Salary is a sensitive topic for everyone – you want to get as much as possible when you join a company, and the company wants to get you at the lowest price possible. The system is definitely set-up in the employer’s favor, but you still hold some of the negotiation tools.
What are Your Salary Requirements?
You are worried about knocking yourself out of contention for a position based on your salary requirements. Which is a valid concern. However, and this is an important however, why would you be interested in a position below your actual requirements?
Most of us want to aim higher for our next role, ask for more than what our level can provide. More money is usually equated with success. So before you are asked this question, I want you to consider this: What are your actual salary requirements?
Before you feel the sense of desperation that tends to accompany a long job search, what do you need to make? What is your range?
Here’s a quick and easy way to determine your range:
- It should be around $15,000 spread – anything more and you are either underestimating your worth, or not being realistic about your level.
- The bottom of the range should be what you would feel comfortable with – the lowest number that will make the position worthwhile for you, on your balance scale. Most people’s lowest number is around their previous salary (perhaps unless you are in a lay-off situation).
- The middle number should be what you perceive as a “step-up” and would have you excited for the next opportunity.
- The top number is your, “OMG – I can’t wait to get out of bed!” number. It’s a stretch, perhaps reaching towards the next position level. It would make you grin from ear to ear.
Once you have your salary range, the thought around your requirements should be done! You know exactly what you are willing to accept, salary-wise, for any position.
So back to your original concern then – what if I knock myself out with these requirements?
Answer: It should knock you out if you don’t match what they can afford. Also, you have a range now, so you can flex your requirements based on each position you apply for. More on this, below.
Computers screen you in or out of contention based on many factors of your online application, including salary. So consider the title and level of position you are applying for and the type of company. General rules of thumb – if it’s a non-profit company, it will pay less; if it’s a huge corporation, you can probably negotiate more.
In the question about salary requirements, only insert your number if it is required. It usually is these days, but no need to include it before you learn more about the position if it’s optional.
Use your best judgment to determine which part of your range to insert. You can use resources like Glassdoor or Salary.com to do some research, but at the end of the day, it’s about what you are willing to accept. For example, for me – if it’s a position I am absolutely in LOVE with but I know that they may not be stacked with cash, I may enter my middle or lower number because I want the opportunity more than the money.
Make your decision based on what’s important to you for that role.
Even if you did put your salary requirements in the online application, usually during your first phone screen, the recruiter will ask you what your requirements are. Again, it’s to not waste time for you or them, if they can’t afford you, or if you’re well below market (indicating not having the skills they need).
Give them your range, and stick to it. It’s something they are going to write down and share – so make sure you are very certain what your range is. This will be your negotiating zone during the offer – got that? This is the first step in negotiating your offer.

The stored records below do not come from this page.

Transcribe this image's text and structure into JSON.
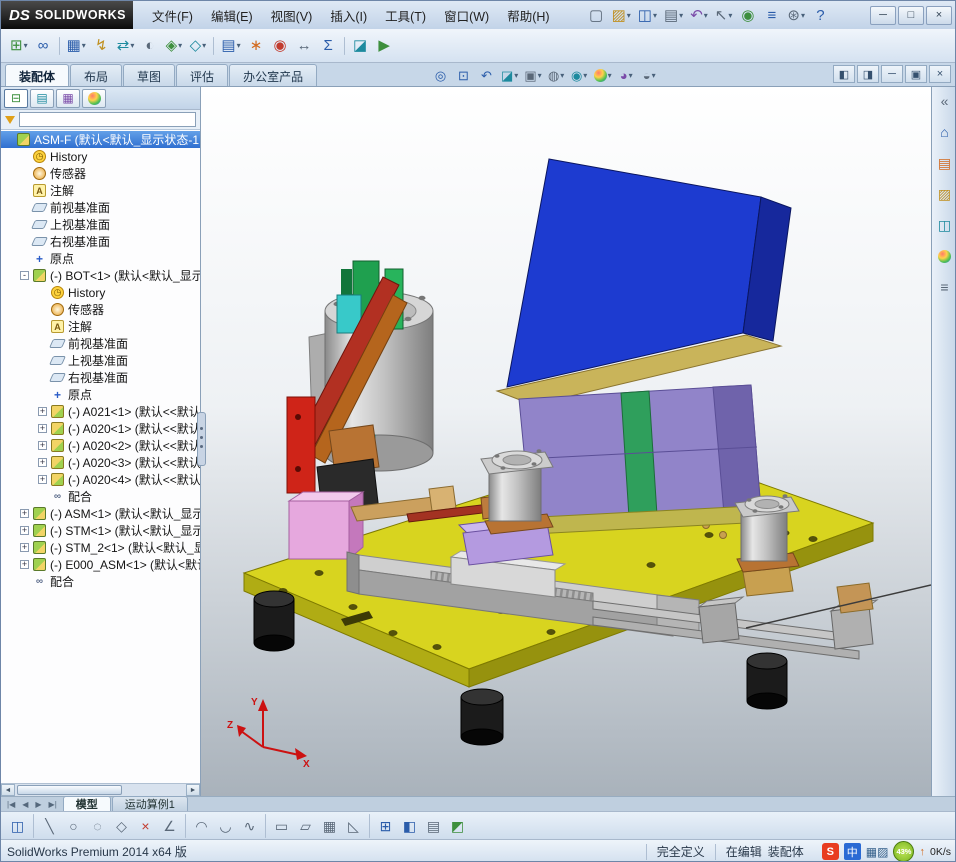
{
  "titlebar": {
    "logo_mark": "DS",
    "logo_text": "SOLIDWORKS",
    "menus": [
      "文件(F)",
      "编辑(E)",
      "视图(V)",
      "插入(I)",
      "工具(T)",
      "窗口(W)",
      "帮助(H)"
    ],
    "quick_icons": [
      {
        "name": "new-document-icon",
        "glyph": "▢",
        "color": "gray"
      },
      {
        "name": "open-icon",
        "glyph": "▨",
        "color": "yellow",
        "caret": "▾"
      },
      {
        "name": "save-icon",
        "glyph": "◫",
        "color": "blue",
        "caret": "▾"
      },
      {
        "name": "print-icon",
        "glyph": "▤",
        "color": "gray",
        "caret": "▾"
      },
      {
        "name": "undo-icon",
        "glyph": "↶",
        "color": "purple",
        "caret": "▾"
      },
      {
        "name": "select-icon",
        "glyph": "↖",
        "color": "gray",
        "caret": "▾"
      },
      {
        "name": "rebuild-icon",
        "glyph": "◉",
        "color": "green"
      },
      {
        "name": "file-properties-icon",
        "glyph": "≡",
        "color": "blue"
      },
      {
        "name": "options-icon",
        "glyph": "⊛",
        "color": "gray",
        "caret": "▾"
      },
      {
        "name": "help-icon",
        "glyph": "?",
        "color": "blue"
      }
    ],
    "window_buttons": [
      {
        "name": "minimize-button",
        "glyph": "─"
      },
      {
        "name": "maximize-button",
        "glyph": "□"
      },
      {
        "name": "close-button",
        "glyph": "×"
      }
    ]
  },
  "main_toolbar": [
    {
      "name": "insert-components-icon",
      "glyph": "⊞",
      "color": "green",
      "caret": "▾"
    },
    {
      "name": "mate-icon",
      "glyph": "∞",
      "color": "blue"
    },
    {
      "name": "separator"
    },
    {
      "name": "linear-pattern-icon",
      "glyph": "▦",
      "color": "blue",
      "caret": "▾"
    },
    {
      "name": "smart-fasteners-icon",
      "glyph": "↯",
      "color": "yellow"
    },
    {
      "name": "move-component-icon",
      "glyph": "⇄",
      "color": "teal",
      "caret": "▾"
    },
    {
      "name": "show-hidden-icon",
      "glyph": "◐",
      "color": "gray"
    },
    {
      "name": "assembly-features-icon",
      "glyph": "◈",
      "color": "green",
      "caret": "▾"
    },
    {
      "name": "reference-geometry-icon",
      "glyph": "◇",
      "color": "teal",
      "caret": "▾"
    },
    {
      "name": "separator"
    },
    {
      "name": "bom-icon",
      "glyph": "▤",
      "color": "blue",
      "caret": "▾"
    },
    {
      "name": "exploded-view-icon",
      "glyph": "∗",
      "color": "orange"
    },
    {
      "name": "interference-detection-icon",
      "glyph": "◉",
      "color": "red"
    },
    {
      "name": "measure-icon",
      "glyph": "↔",
      "color": "gray"
    },
    {
      "name": "mass-properties-icon",
      "glyph": "Σ",
      "color": "blue"
    },
    {
      "name": "separator"
    },
    {
      "name": "section-view-icon",
      "glyph": "◪",
      "color": "teal"
    },
    {
      "name": "motion-study-icon",
      "glyph": "▶",
      "color": "green"
    }
  ],
  "command_tabs": [
    {
      "label": "装配体",
      "active": true
    },
    {
      "label": "布局"
    },
    {
      "label": "草图"
    },
    {
      "label": "评估"
    },
    {
      "label": "办公室产品"
    }
  ],
  "headsup_icons": [
    {
      "name": "zoom-fit-icon",
      "glyph": "◎",
      "color": "blue"
    },
    {
      "name": "zoom-area-icon",
      "glyph": "⊡",
      "color": "blue"
    },
    {
      "name": "previous-view-icon",
      "glyph": "↶",
      "color": "blue"
    },
    {
      "name": "section-view-icon",
      "glyph": "◪",
      "color": "teal",
      "caret": "▾"
    },
    {
      "name": "view-orientation-icon",
      "glyph": "▣",
      "color": "gray",
      "caret": "▾"
    },
    {
      "name": "display-style-icon",
      "glyph": "◍",
      "color": "gray",
      "caret": "▾"
    },
    {
      "name": "hide-show-items-icon",
      "glyph": "◉",
      "color": "teal",
      "caret": "▾"
    },
    {
      "name": "edit-appearance-icon",
      "glyph": "●",
      "color": "rainbow",
      "caret": "▾"
    },
    {
      "name": "apply-scene-icon",
      "glyph": "◕",
      "color": "purple",
      "caret": "▾"
    },
    {
      "name": "view-settings-icon",
      "glyph": "◒",
      "color": "gray",
      "caret": "▾"
    }
  ],
  "doc_window_buttons": [
    {
      "name": "doc-pane-left-icon",
      "glyph": "◧"
    },
    {
      "name": "doc-pane-right-icon",
      "glyph": "◨"
    },
    {
      "name": "doc-minimize-icon",
      "glyph": "─"
    },
    {
      "name": "doc-restore-icon",
      "glyph": "▣"
    },
    {
      "name": "doc-close-icon",
      "glyph": "×"
    }
  ],
  "feature_panel": {
    "manager_tabs": [
      {
        "name": "featuremanager-tab-icon",
        "glyph": "⊟",
        "color": "green",
        "active": true
      },
      {
        "name": "propertymanager-tab-icon",
        "glyph": "▤",
        "color": "teal"
      },
      {
        "name": "configurationmanager-tab-icon",
        "glyph": "▦",
        "color": "purple"
      },
      {
        "name": "displaymanager-tab-icon",
        "glyph": "●",
        "color": "rainbow"
      }
    ],
    "overflow_glyph": "»",
    "filter_value": "",
    "scroll_left": "◄",
    "scroll_right": "►",
    "tree": [
      {
        "label": "ASM-F (默认<默认_显示状态-1",
        "icon": "asm",
        "level": 0,
        "state": "selected"
      },
      {
        "label": "History",
        "icon": "history",
        "level": 1
      },
      {
        "label": "传感器",
        "icon": "sensor",
        "level": 1
      },
      {
        "label": "注解",
        "icon": "note",
        "level": 1
      },
      {
        "label": "前视基准面",
        "icon": "plane",
        "level": 1
      },
      {
        "label": "上视基准面",
        "icon": "plane",
        "level": 1
      },
      {
        "label": "右视基准面",
        "icon": "plane",
        "level": 1
      },
      {
        "label": "原点",
        "icon": "origin",
        "level": 1
      },
      {
        "label": "(-) BOT<1> (默认<默认_显示",
        "icon": "asm",
        "level": 1,
        "expander": "-"
      },
      {
        "label": "History",
        "icon": "history",
        "level": 2
      },
      {
        "label": "传感器",
        "icon": "sensor",
        "level": 2
      },
      {
        "label": "注解",
        "icon": "note",
        "level": 2
      },
      {
        "label": "前视基准面",
        "icon": "plane",
        "level": 2
      },
      {
        "label": "上视基准面",
        "icon": "plane",
        "level": 2
      },
      {
        "label": "右视基准面",
        "icon": "plane",
        "level": 2
      },
      {
        "label": "原点",
        "icon": "origin",
        "level": 2
      },
      {
        "label": "(-) A021<1> (默认<<默认",
        "icon": "part",
        "level": 2,
        "expander": "+"
      },
      {
        "label": "(-) A020<1> (默认<<默认",
        "icon": "part",
        "level": 2,
        "expander": "+"
      },
      {
        "label": "(-) A020<2> (默认<<默认",
        "icon": "part",
        "level": 2,
        "expander": "+"
      },
      {
        "label": "(-) A020<3> (默认<<默认",
        "icon": "part",
        "level": 2,
        "expander": "+"
      },
      {
        "label": "(-) A020<4> (默认<<默认",
        "icon": "part",
        "level": 2,
        "expander": "+"
      },
      {
        "label": "配合",
        "icon": "mate",
        "level": 2
      },
      {
        "label": "(-) ASM<1> (默认<默认_显示",
        "icon": "asm",
        "level": 1,
        "expander": "+"
      },
      {
        "label": "(-) STM<1> (默认<默认_显示",
        "icon": "asm",
        "level": 1,
        "expander": "+"
      },
      {
        "label": "(-) STM_2<1> (默认<默认_显",
        "icon": "asm",
        "level": 1,
        "expander": "+"
      },
      {
        "label": "(-) E000_ASM<1> (默认<默认",
        "icon": "asm",
        "level": 1,
        "expander": "+"
      },
      {
        "label": "配合",
        "icon": "mate",
        "level": 1
      }
    ]
  },
  "taskpane_icons": [
    {
      "name": "collapse-taskpane-icon",
      "glyph": "«",
      "color": "gray"
    },
    {
      "name": "sw-resources-icon",
      "glyph": "⌂",
      "color": "blue"
    },
    {
      "name": "design-library-icon",
      "glyph": "▤",
      "color": "orange"
    },
    {
      "name": "file-explorer-icon",
      "glyph": "▨",
      "color": "yellow"
    },
    {
      "name": "view-palette-icon",
      "glyph": "◫",
      "color": "teal"
    },
    {
      "name": "appearances-icon",
      "glyph": "●",
      "color": "rainbow"
    },
    {
      "name": "custom-properties-icon",
      "glyph": "≡",
      "color": "gray"
    }
  ],
  "viewport": {
    "triad": {
      "up": "Y",
      "right": "X",
      "out": "Z"
    }
  },
  "nav": {
    "arrows": [
      {
        "name": "nav-first-button",
        "glyph": "|◀"
      },
      {
        "name": "nav-prev-button",
        "glyph": "◀"
      },
      {
        "name": "nav-next-button",
        "glyph": "▶"
      },
      {
        "name": "nav-last-button",
        "glyph": "▶|"
      }
    ]
  },
  "bottom_tabs": [
    {
      "label": "模型",
      "active": true
    },
    {
      "label": "运动算例1"
    }
  ],
  "sketch_toolbar": [
    {
      "name": "save-icon",
      "glyph": "◫",
      "color": "blue"
    },
    {
      "name": "separator"
    },
    {
      "name": "line-icon",
      "glyph": "╲",
      "color": "gray"
    },
    {
      "name": "circle-icon",
      "glyph": "○",
      "color": "gray"
    },
    {
      "name": "ellipse-icon",
      "glyph": "◌",
      "color": "gray"
    },
    {
      "name": "polygon-icon",
      "glyph": "◇",
      "color": "gray"
    },
    {
      "name": "trim-icon",
      "glyph": "×",
      "color": "red"
    },
    {
      "name": "chamfer-icon",
      "glyph": "∠",
      "color": "gray"
    },
    {
      "name": "separator"
    },
    {
      "name": "arc-icon",
      "glyph": "◠",
      "color": "gray"
    },
    {
      "name": "tangent-arc-icon",
      "glyph": "◡",
      "color": "gray"
    },
    {
      "name": "spline-icon",
      "glyph": "∿",
      "color": "gray"
    },
    {
      "name": "separator"
    },
    {
      "name": "rectangle-icon",
      "glyph": "▭",
      "color": "gray"
    },
    {
      "name": "slot-icon",
      "glyph": "▱",
      "color": "gray"
    },
    {
      "name": "pattern-icon",
      "glyph": "▦",
      "color": "gray"
    },
    {
      "name": "angle-icon",
      "glyph": "◺",
      "color": "gray"
    },
    {
      "name": "separator"
    },
    {
      "name": "convert-entities-icon",
      "glyph": "⊞",
      "color": "blue"
    },
    {
      "name": "shaded-view-icon",
      "glyph": "◧",
      "color": "blue"
    },
    {
      "name": "grid-icon",
      "glyph": "▤",
      "color": "gray"
    },
    {
      "name": "iso-cube-icon",
      "glyph": "◩",
      "color": "green"
    }
  ],
  "statusbar": {
    "app_version": "SolidWorks Premium 2014 x64 版",
    "define_state": "完全定义",
    "edit_label": "在编辑",
    "edit_target": "装配体",
    "tray": {
      "sogou": "S",
      "ime": "中",
      "icons": [
        {
          "name": "tray-keyboard-icon",
          "glyph": "▦"
        },
        {
          "name": "tray-pen-icon",
          "glyph": "▨"
        }
      ],
      "battery": "43%",
      "net_up": "↑",
      "net": "0K/s"
    }
  }
}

In other words, if you tell them your requirements are $50,000 – $65,000, then your final offer will be in that range. You won’t be able to negotiate again if they provide you with an offer at $65,000.
So be very comfortable with your salary range.
I mentioned this above, but I want to be very clear here. You should negotiate your employment offer, always, but trying to negotiate outside of your salary requirements will not help your cause.
In fact, I have seen several offers rescinded because of this. It hurts your character and the perception of who you are before you even walk through the door isn’t something you will want to live with, if they don’t rescind your offer.
Your range is your range – respect that. They are working with you to get you within it, but if they offer you at the highest number, you have to change negotiation techniques as your salary is no longer on the table.
So what to negotiate then? I have a bunch of ideas here for you to check out. Think outside of the box here – benefits, vacation, bonus, and so on. But for the love of Nancy, leave your salary alone!